Nas duas eleições nacionais anteriores, o Estado de Odisha, oeste do país, concluiu a votação em abril, antes do pior calor do verão. Neste ano, o Estado só começará a votar em maio e terminará em junho, o que preocupa o oficial responsável pelas eleições na região. Na semana passada, as temperaturas na capital do Estado atingiram 43°C, o que normalmente só ocorre em maio.

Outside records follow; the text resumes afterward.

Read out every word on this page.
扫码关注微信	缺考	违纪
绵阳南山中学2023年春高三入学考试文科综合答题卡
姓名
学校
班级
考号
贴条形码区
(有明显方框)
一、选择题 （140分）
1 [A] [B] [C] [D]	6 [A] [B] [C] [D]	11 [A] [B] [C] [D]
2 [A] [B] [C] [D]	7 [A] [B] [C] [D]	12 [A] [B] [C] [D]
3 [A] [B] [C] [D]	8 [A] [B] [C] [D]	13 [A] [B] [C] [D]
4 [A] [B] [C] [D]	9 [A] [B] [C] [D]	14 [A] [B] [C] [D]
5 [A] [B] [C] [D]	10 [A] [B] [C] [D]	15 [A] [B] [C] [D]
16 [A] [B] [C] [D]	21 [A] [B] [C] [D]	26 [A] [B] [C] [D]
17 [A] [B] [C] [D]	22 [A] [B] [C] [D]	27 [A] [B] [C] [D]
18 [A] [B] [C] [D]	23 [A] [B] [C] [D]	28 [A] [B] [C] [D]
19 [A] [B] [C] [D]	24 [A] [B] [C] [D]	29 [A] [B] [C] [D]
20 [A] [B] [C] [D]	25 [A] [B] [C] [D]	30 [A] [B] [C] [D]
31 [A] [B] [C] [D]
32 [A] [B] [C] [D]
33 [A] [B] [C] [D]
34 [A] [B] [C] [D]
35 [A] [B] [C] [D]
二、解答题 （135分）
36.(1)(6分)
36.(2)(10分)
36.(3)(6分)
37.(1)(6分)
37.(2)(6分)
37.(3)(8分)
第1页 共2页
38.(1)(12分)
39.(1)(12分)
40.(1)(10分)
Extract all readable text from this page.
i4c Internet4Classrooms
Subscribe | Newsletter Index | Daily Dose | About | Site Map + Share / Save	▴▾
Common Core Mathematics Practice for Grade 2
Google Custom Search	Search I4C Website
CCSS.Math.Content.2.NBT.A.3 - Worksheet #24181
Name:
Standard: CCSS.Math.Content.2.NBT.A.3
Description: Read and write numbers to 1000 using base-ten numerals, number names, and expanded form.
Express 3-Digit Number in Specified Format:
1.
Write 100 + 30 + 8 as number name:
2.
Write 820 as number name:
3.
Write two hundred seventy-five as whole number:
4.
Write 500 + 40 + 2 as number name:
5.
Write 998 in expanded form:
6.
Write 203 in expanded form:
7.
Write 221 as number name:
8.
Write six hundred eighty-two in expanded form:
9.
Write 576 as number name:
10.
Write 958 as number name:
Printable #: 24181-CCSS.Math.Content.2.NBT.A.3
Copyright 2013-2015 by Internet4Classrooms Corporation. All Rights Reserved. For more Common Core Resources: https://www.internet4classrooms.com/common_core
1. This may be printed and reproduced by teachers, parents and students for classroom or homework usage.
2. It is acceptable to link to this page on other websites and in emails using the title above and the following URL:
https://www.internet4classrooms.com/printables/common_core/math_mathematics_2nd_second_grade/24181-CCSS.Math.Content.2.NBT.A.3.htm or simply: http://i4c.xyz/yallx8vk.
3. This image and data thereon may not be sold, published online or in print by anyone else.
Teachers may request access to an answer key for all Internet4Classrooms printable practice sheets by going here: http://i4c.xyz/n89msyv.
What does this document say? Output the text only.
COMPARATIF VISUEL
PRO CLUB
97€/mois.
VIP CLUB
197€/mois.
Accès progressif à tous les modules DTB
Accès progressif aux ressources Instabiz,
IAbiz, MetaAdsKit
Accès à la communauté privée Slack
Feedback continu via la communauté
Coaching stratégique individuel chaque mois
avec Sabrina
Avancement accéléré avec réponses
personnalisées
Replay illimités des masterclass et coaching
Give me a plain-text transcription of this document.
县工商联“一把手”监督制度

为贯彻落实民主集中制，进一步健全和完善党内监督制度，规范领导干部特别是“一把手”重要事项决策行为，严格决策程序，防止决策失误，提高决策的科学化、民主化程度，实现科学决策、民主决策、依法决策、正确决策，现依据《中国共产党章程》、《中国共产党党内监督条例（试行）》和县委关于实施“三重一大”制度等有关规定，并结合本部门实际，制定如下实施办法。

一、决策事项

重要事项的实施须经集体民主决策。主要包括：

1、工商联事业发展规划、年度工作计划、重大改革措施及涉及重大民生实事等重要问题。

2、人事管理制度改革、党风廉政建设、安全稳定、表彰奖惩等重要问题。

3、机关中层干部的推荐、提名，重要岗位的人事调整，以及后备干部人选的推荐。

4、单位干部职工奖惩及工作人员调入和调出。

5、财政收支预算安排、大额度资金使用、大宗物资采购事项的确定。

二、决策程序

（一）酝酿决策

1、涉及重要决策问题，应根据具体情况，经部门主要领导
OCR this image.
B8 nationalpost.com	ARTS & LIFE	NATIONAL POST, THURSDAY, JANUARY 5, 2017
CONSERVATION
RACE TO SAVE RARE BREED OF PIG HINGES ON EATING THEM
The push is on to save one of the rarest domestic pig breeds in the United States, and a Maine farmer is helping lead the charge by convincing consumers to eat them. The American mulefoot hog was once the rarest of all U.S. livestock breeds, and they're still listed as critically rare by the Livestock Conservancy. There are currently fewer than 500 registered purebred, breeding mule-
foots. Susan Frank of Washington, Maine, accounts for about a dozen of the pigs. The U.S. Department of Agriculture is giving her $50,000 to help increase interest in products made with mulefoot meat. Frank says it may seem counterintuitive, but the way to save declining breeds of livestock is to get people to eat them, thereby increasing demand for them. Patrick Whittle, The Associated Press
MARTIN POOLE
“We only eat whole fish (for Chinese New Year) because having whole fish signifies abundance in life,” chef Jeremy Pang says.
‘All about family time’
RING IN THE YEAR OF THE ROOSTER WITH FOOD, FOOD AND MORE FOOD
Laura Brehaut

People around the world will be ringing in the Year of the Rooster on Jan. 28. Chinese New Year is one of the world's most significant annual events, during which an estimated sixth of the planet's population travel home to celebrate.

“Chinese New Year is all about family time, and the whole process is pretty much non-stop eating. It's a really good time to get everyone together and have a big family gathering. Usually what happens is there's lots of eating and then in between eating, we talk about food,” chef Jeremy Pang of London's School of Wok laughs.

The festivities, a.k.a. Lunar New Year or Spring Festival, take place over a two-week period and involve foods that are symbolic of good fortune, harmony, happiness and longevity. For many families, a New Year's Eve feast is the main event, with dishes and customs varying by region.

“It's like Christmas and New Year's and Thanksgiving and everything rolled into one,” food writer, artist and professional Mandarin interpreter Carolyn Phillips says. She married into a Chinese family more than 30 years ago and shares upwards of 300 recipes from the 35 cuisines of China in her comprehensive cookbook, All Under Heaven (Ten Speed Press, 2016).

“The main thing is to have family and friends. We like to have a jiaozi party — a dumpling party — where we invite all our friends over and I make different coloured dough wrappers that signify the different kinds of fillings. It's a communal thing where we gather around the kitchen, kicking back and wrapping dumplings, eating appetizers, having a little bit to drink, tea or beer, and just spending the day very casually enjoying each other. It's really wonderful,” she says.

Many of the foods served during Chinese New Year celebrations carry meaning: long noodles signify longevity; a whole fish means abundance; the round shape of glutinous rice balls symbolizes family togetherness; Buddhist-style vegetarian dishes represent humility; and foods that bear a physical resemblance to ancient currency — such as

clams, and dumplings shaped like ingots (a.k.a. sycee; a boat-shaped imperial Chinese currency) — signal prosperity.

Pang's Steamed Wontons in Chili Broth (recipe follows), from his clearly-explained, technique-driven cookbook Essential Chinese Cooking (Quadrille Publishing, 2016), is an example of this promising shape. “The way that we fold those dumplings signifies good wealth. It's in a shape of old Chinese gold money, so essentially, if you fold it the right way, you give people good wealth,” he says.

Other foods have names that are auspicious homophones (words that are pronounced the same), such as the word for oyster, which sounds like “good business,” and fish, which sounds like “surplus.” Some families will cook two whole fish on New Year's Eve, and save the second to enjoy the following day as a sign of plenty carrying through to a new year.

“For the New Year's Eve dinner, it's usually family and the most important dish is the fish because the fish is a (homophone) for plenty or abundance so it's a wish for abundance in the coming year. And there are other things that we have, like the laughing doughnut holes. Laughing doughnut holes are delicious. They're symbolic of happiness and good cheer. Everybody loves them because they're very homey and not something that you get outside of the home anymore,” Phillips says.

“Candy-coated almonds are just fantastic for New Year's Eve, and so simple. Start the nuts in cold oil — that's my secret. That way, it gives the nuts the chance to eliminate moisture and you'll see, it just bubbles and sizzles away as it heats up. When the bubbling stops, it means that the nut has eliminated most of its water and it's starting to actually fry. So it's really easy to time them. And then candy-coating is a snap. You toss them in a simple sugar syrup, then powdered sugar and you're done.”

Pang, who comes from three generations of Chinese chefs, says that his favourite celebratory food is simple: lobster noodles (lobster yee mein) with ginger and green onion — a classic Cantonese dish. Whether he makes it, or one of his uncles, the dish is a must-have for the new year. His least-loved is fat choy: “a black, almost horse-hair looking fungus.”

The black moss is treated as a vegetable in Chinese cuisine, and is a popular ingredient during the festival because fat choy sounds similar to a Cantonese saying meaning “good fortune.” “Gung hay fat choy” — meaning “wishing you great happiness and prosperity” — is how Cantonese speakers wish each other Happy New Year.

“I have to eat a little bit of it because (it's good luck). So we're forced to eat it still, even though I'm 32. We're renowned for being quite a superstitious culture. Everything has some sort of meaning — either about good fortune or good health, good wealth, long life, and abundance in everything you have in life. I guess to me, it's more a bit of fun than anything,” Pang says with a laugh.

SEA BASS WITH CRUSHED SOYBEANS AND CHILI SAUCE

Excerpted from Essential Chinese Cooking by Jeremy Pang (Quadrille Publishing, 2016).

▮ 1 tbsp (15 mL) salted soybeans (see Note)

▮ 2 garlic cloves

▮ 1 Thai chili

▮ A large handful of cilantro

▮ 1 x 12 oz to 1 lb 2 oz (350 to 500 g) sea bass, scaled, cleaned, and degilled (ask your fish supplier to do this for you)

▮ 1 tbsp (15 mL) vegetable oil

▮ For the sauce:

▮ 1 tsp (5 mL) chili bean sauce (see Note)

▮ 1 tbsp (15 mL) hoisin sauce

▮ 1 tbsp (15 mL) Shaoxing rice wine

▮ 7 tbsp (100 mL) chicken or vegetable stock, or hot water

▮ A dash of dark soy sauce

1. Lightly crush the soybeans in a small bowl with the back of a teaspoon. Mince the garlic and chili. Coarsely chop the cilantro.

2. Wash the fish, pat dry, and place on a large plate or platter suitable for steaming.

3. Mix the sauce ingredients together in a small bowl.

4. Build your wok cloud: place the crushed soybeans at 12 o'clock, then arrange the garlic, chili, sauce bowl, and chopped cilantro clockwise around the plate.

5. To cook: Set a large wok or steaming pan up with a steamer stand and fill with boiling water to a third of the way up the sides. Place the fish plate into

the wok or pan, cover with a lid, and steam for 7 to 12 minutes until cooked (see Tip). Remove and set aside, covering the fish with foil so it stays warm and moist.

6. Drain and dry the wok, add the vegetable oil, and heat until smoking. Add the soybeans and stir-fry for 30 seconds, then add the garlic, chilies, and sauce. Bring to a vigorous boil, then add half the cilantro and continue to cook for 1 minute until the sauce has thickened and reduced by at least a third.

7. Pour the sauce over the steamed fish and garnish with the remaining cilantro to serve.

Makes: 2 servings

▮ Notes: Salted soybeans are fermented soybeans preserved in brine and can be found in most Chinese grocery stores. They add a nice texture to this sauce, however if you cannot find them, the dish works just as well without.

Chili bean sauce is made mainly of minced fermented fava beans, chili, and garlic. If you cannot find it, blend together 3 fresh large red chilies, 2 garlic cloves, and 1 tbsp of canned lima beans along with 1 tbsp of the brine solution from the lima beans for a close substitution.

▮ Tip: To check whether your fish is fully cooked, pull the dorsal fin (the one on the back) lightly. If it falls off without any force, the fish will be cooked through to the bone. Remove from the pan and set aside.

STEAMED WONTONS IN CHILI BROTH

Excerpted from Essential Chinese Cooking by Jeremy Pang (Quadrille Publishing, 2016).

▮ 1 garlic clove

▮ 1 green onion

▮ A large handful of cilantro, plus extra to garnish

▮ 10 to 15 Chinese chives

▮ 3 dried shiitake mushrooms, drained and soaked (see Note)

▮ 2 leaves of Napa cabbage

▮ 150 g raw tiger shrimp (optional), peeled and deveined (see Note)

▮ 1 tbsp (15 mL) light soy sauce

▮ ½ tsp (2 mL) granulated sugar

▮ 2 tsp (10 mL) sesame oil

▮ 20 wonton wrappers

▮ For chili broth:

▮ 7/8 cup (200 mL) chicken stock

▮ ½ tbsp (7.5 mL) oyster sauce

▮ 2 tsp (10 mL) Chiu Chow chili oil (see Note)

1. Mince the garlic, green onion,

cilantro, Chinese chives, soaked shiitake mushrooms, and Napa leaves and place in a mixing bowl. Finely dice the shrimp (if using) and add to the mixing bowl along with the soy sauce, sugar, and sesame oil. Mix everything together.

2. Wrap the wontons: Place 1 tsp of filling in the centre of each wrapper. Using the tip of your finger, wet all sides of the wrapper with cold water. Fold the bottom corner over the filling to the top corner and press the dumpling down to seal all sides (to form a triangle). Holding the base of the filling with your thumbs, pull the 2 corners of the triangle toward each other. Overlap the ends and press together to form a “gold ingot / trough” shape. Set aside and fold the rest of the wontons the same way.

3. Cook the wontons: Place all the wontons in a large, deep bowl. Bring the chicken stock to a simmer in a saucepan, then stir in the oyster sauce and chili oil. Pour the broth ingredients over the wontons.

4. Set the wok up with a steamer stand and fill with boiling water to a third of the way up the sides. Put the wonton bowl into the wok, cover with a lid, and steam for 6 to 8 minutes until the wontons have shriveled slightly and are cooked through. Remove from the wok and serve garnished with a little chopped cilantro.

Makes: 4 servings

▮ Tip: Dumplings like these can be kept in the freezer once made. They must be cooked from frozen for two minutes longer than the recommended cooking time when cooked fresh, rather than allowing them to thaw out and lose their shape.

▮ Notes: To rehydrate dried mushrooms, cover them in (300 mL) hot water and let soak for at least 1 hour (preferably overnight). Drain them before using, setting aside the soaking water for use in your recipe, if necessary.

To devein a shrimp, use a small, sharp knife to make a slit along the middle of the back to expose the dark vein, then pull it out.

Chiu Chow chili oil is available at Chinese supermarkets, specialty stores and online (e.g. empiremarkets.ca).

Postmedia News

“Nossa missão é zero fatalidade”, disse Nikunja Bihari Dhal, chefe do comitê eleitoral do Estado. Sua equipe eleitoral distribuirá panfletos com conselhos para a prevenção da insolação antes do início da votação. Por exemplo, as pessoas devem viajar para as cabines de votação com uma toalha molhada na cabeça.
Para refrescar os eleitores, também se recorrerá a uma forma tradicional de proteção contra o sol: talos cortados e compactados da planta do arroz, que são colocados nos telhados de escolas ou em outros prédios usados como locais de votação. Dhal também estuda redirecionar equipamentos agrícolas normalmente usados para espalhar fertilizantes nos campos para pulverizar os eleitores com água.
“Não queremos que o calor afete a participação dos eleitores”, disse Dhal.
Os dados da primeira rodada da eleição mostram que a participação foi menor, mas as autoridades ainda não atribuíram a queda a alguma causa específica. A baixa participação em Estados do norte, do chamado cinturão do idioma hindi, como Uttar Pradesh e Bihar, que votam em todas as fases da eleição, poderia ser uma preocupação para o primeiro-ministro Narendra Modi e o BJP, atualmente no poder, que esperam conquistar um terceiro mandato com uma maioria ainda maior.
A expectativa geral é que o partido de Modi, no poder desde 2014, saia como vencedor.